Uh, it seems pretty easy?
Say you have a javascript function in module Bloop
like:
function blah(int, float) { return "hi"; }
It’s just:
external blah : int -> float -> string = "" [@@bs.module "Bloop"]
Yeah this is my big thing about it. I do not like some of their design choices as they try to make the OCaml syntax more Javascript’y. OCaml’s syntax is very consistent and everything is obvious at any point what it does, unlike Javascript…
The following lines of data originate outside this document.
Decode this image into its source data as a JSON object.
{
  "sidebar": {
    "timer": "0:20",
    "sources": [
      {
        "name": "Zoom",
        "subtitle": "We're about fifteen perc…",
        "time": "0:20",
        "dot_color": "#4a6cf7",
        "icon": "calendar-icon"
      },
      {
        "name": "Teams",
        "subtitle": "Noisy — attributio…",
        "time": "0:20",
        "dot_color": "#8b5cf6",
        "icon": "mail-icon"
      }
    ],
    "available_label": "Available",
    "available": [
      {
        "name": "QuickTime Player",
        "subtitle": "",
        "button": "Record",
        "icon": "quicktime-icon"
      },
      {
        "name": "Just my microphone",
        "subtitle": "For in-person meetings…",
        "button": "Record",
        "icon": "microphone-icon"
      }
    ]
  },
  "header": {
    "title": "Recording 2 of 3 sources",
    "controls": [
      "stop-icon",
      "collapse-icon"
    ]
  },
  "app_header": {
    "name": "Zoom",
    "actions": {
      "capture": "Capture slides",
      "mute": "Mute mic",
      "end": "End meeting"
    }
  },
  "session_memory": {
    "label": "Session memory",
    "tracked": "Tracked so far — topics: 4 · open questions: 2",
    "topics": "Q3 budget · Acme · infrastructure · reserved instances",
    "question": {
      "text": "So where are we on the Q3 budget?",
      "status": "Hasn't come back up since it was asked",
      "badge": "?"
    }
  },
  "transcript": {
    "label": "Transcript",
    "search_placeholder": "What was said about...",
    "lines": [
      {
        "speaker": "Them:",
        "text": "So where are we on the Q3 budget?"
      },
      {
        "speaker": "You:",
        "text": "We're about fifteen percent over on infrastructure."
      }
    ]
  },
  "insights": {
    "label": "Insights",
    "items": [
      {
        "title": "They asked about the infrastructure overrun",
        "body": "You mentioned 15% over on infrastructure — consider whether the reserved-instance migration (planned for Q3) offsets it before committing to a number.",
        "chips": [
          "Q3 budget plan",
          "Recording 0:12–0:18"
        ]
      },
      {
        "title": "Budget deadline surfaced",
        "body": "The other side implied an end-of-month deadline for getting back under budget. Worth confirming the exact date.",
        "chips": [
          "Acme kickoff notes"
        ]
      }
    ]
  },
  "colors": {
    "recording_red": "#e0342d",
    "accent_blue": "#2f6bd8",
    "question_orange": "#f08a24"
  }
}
Most of OCaml’s ‘Advanced Idioms’ surround it’s Module system and Functions (think the power and syntax is similar to Erlang/Elixir Tuple Calls, which is why I really really do not want Elixir to get rid of tuple calls later, grrr). I doubt that can do ‘too’ much to that at least. ^.^;
This is precisely it. ReasonML is, quite literally, just a source<->source transformer, can take OCaml and output ReasonML or take ReasonML and output OCaml (which it then feeds to the compiler when it compiles), nothing more, nothing less. It knows nothing about the type system or anything else of the sort, it is basic source to source transformation, thus it is not even capable of doing anything special or more advanced and at best it can only equal OCaml and at worst it just degrades and loses capabilities.
Heck, just use Bucklescript then, it’s normal OCaml, you can even mix and match ocaml and reasonml source files if you want (and transform them).